This data is from the third generation of Meteosats, which are the European meteorological satellites. A lot like GOES in the north-America. The main improvement is really significant improvement in resolution. The resolution is, depending on the channel, 9 times better than in the second generation. The main improvement in forecasting comes due to better information in the initial condition of the numerical weather prediction, but it is hard to quantify in advance. I'd be surprised if MAE, over the 15 days the prediction spans, would improve more than 0.1 C, if we talk about the raw prediction. There are plenty of things that this data is used for, but I would say that improved nowcast of cloud coverage, and energy production related parameters are likely to benefit most from the improvement in resolution.
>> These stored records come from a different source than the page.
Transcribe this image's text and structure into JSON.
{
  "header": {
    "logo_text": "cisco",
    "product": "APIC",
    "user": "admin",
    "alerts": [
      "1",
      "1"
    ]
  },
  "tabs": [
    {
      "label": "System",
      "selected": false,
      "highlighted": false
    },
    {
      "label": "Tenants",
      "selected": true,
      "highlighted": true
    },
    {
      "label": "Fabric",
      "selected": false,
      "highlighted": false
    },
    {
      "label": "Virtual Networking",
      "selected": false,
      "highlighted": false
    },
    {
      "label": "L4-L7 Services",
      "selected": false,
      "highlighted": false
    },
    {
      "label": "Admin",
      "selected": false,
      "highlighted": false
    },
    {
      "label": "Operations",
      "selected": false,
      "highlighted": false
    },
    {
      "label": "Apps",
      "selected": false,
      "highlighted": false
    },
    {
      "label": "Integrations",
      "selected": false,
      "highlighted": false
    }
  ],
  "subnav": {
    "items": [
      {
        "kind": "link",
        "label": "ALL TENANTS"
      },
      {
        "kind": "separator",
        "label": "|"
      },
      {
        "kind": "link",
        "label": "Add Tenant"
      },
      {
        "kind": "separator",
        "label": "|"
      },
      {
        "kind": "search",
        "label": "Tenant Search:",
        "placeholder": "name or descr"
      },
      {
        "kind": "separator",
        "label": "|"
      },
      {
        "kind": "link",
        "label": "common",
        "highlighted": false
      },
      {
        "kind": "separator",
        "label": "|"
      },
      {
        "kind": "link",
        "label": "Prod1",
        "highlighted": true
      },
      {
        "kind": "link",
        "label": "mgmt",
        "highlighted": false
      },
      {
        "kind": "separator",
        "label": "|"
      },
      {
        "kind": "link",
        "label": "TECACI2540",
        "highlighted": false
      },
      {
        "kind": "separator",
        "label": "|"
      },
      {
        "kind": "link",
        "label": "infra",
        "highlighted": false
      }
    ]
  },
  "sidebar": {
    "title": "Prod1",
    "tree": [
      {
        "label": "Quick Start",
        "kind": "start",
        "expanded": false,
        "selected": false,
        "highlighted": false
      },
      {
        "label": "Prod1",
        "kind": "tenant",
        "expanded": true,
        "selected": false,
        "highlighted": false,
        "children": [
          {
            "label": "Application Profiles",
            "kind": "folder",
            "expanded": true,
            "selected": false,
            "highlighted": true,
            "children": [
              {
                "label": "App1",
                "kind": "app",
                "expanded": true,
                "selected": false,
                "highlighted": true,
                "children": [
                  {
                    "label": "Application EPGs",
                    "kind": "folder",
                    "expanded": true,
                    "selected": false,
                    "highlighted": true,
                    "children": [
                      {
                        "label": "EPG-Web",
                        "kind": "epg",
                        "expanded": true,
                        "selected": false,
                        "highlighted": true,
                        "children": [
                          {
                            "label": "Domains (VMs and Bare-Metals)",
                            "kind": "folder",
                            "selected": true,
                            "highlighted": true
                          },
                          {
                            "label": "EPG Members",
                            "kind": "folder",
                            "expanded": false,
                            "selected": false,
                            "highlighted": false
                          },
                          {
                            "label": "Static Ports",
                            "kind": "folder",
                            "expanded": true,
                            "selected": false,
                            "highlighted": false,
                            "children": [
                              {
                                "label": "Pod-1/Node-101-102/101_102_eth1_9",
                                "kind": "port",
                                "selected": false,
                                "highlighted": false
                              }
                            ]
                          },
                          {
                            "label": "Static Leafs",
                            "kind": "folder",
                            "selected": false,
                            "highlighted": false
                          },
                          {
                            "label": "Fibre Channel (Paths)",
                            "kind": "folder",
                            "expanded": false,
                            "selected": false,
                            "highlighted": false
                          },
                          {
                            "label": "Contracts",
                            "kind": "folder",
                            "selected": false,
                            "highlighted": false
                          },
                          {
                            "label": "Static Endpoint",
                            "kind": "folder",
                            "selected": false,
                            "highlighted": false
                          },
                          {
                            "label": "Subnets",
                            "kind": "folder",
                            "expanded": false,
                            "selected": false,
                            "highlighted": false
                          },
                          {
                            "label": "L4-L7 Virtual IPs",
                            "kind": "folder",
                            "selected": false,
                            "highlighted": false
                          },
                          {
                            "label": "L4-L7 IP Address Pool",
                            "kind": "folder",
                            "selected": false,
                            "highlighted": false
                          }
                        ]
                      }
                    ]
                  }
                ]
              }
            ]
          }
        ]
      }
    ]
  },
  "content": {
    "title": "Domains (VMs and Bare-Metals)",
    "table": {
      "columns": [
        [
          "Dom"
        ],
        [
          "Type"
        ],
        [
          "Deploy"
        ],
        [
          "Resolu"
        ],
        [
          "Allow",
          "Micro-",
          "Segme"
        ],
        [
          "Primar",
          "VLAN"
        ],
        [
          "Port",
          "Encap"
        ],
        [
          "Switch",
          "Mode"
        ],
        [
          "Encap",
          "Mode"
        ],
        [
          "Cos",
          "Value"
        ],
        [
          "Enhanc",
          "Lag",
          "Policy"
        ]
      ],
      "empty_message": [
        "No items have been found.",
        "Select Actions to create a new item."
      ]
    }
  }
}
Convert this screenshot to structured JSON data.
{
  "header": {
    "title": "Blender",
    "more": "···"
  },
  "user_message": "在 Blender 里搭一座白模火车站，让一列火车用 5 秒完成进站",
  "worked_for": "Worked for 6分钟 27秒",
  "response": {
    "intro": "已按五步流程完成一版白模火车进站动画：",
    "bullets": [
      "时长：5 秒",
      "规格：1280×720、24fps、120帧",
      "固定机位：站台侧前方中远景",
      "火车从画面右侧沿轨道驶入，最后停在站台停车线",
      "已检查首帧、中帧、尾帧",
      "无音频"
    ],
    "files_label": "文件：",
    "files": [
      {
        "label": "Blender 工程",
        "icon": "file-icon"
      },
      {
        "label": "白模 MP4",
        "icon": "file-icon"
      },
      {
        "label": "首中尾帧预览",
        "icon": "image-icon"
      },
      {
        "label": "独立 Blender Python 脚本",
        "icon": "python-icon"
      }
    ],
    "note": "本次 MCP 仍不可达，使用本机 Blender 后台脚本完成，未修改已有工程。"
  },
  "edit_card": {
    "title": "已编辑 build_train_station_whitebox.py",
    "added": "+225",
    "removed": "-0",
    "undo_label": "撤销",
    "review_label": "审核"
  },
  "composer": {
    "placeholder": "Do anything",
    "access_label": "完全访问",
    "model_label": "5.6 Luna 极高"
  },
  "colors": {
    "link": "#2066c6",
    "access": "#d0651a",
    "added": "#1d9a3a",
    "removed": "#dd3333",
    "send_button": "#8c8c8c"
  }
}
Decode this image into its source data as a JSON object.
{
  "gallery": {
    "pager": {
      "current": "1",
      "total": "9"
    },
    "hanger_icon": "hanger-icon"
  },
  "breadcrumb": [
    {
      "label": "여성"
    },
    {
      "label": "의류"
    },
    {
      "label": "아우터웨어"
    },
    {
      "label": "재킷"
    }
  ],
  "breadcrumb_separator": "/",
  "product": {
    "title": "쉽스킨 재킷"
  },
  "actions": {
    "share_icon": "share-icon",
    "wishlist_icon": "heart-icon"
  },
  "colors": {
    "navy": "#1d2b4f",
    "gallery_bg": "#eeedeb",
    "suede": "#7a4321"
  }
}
They also feature that the IR hyperspectral measurement is new -- 1700 channels in IR for a telescope in GEO seems new to me, but I'm not sure what exists now in this space.

They say they hope to retrieve trace gases at that global scale (seemingly with 30 minute cadence), which I think would be new. Also, they seem to say that this spectral resolution would enable them to retrieve temperature and humidity as a function of height -- not just surface temperature and column-integrated water content ("humidity").

Aha, here's a nice link (https://www.ssec.wisc.edu/geo-ir-sounder/) on exactly this question, pointing out the NASA IR sounders that have existed for many years (AIRS). These instruments get vertically-resolved atmospheric information, but they are not at GEO so their coverage is different. This makes them less useful for NWP.

I use windy.com for its 'compare models', the models can differ by ~2C sometimes

  • The difference in wind speeds can be quite significant, which greatly alters some forecasts.

    The question is often when it will rain, not if it will rain.